BIALYSTOK - "Coffee, tea or vodka?" beams an executive at Polmos Bialystok, emerging from behind a desk stacked with his distillery's main export - a flavoured vodka with a blade of grass in the bottle.
Polmos Bialystok, Poland's last big distiller still in state hands, is preparing to go public just as vodka sales in the hard-drinking east European country take off following excise tax cuts and a crackdown on smuggling.
Already the fourth-largest vodka market in the world after Russia, the United States and Ukraine, Poland's registered hard liquor sales jumped by nearly half in the past two years to the equivalent of 100 million litres of pure alcohol in 2004.
No longer only the drink of choice for poorer Poles seeking to forget their troubles, the clear, nearly tasteless tipple has also made inroads into an urban audience recently drawn to foreign liquor, beer or wine by aggressive ad campaigns.
Poland seeks to float about 20 per cent of Bialystok on the Warsaw bourse next month, as well as find a strategic investor for the company with annual sales of US$400 million ($563.6 million).
Bialystok's products include local top-seller Absolwent, a brand it says was the world's fifth-best-selling last year. Its export hit, Zubrowka (Bison Grass), is flavoured with a grass that grows in a nearby forest, home to a herd of rare European bison.
Realising that the window of opportunity to buy into Poland's growing 7-billion-zloty ($3.24 billion) domestic vodka industry is closing quickly, some of the world's biggest spirit-makers are lining up for a stake.
Polish industry leader Sobieski Dystrybucja, owned by France's Belvedere, US spirits distributor Central European Distribution and the local unit of France's Remy Cointreau have all shown interest in Bialystok.
Fellow Polish distiller Polmos Lublin may team up with global leader Diageo in a bid. "This will be the final phase of consolidation on the Polish market. We have to take part," said Janusz Palikot, Polmos Lublin's majority owner.
While foreign buyers are drawn to Poland's vodka industry mainly for its export potential, the domestic market has also grown since tax cuts lowered prices and borders were fortified.
Poland's BRE Bank says US$500 million of vodka was sold on the black market in 2001, smuggled from neighbouring Belarus and Ukraine. As Poland shored up its borders to join the European Union last May bootleggers brought in only US$25 million.
But vodka sales are still below levels seen before the 1989 fall of communism when the hard liquor was the only readily available alcohol.
Vodka accounts for 42 per cent of Poland's alcohol market by value, says AC Nielsen, with beer making up half.
Polish producers also fought off an invasion of foreign brands after EU entry eliminated duties on foreign liquor, dropping the price of whisky by nearly 30 per cent.

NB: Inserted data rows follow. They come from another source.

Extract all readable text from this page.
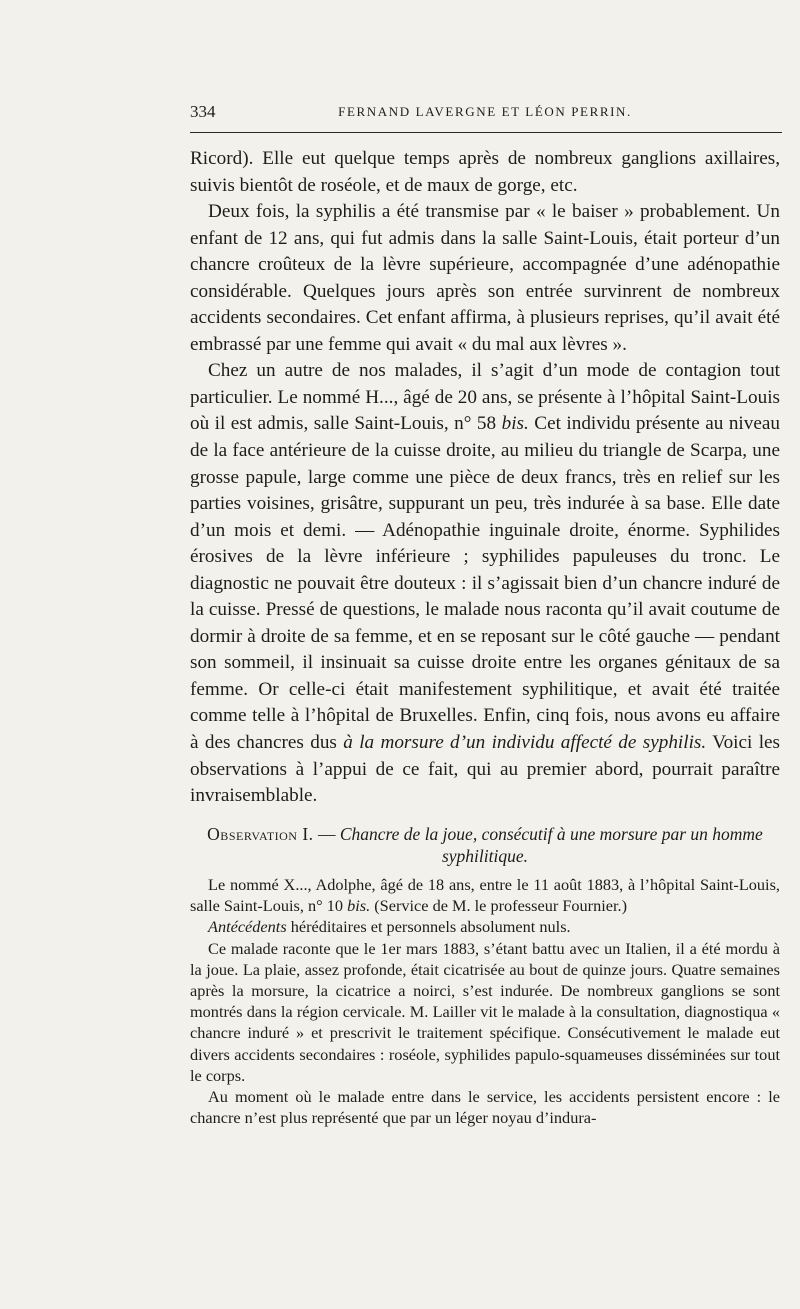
334	FERNAND LAVERGNE ET LÉON PERRIN.

Ricord). Elle eut quelque temps après de nombreux ganglions axillaires, suivis bientôt de roséole, et de maux de gorge, etc.

Deux fois, la syphilis a été transmise par « le baiser » probablement. Un enfant de 12 ans, qui fut admis dans la salle Saint-Louis, était porteur d’un chancre croûteux de la lèvre supérieure, accompagnée d’une adénopathie considérable. Quelques jours après son entrée survinrent de nombreux accidents secondaires. Cet enfant affirma, à plusieurs reprises, qu’il avait été embrassé par une femme qui avait « du mal aux lèvres ».

Chez un autre de nos malades, il s’agit d’un mode de contagion tout particulier. Le nommé H..., âgé de 20 ans, se présente à l’hôpital Saint-Louis où il est admis, salle Saint-Louis, n° 58 bis. Cet individu présente au niveau de la face antérieure de la cuisse droite, au milieu du triangle de Scarpa, une grosse papule, large comme une pièce de deux francs, très en relief sur les parties voisines, grisâtre, suppurant un peu, très indurée à sa base. Elle date d’un mois et demi. — Adénopathie inguinale droite, énorme. Syphilides érosives de la lèvre inférieure ; syphilides papuleuses du tronc. Le diagnostic ne pouvait être douteux : il s’agissait bien d’un chancre induré de la cuisse. Pressé de questions, le malade nous raconta qu’il avait coutume de dormir à droite de sa femme, et en se reposant sur le côté gauche — pendant son sommeil, il insinuait sa cuisse droite entre les organes génitaux de sa femme. Or celle-ci était manifestement syphilitique, et avait été traitée comme telle à l’hôpital de Bruxelles. Enfin, cinq fois, nous avons eu affaire à des chancres dus à la morsure d’un individu affecté de syphilis. Voici les observations à l’appui de ce fait, qui au premier abord, pourrait paraître invraisemblable.

Observation I. — Chancre de la joue, consécutif à une morsure par un homme syphilitique.

Le nommé X..., Adolphe, âgé de 18 ans, entre le 11 août 1883, à l’hôpital Saint-Louis, salle Saint-Louis, n° 10 bis. (Service de M. le professeur Fournier.)

Antécédents héréditaires et personnels absolument nuls.

Ce malade raconte que le 1er mars 1883, s’étant battu avec un Italien, il a été mordu à la joue. La plaie, assez profonde, était cicatrisée au bout de quinze jours. Quatre semaines après la morsure, la cicatrice a noirci, s’est indurée. De nombreux ganglions se sont montrés dans la région cervicale. M. Lailler vit le malade à la consultation, diagnostiqua « chancre induré » et prescrivit le traitement spécifique. Consécutivement le malade eut divers accidents secondaires : roséole, syphilides papulo-squameuses disséminées sur tout le corps.

Au moment où le malade entre dans le service, les accidents persistent encore : le chancre n’est plus représenté que par un léger noyau d’indura-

"After EU accession, Poles rushed to taste drinks like whisky and rum, but it quickly turned out that Poland, like the rest of eastern Europe, is traditionally a vodka market," said Katarzyna Liczmanska, head of marketing at Sobieski Dystrybucja.
To bring Poles back to shops, most distillers aggressively expanded into the cheaper segment, offering brands at a high street price below 5 ($9) a 700ml bottle.
Bialystok said that with 3.8 million cases sold last year its flagship brand Absolwent was the world's fifth-biggest, after Stolichnaya, Smirnoff, Moskovskaya and Absolut.
Absolwent, which sells for 6 a bottle, has gained 14 per cent of the Polish market since its launch 10 years ago.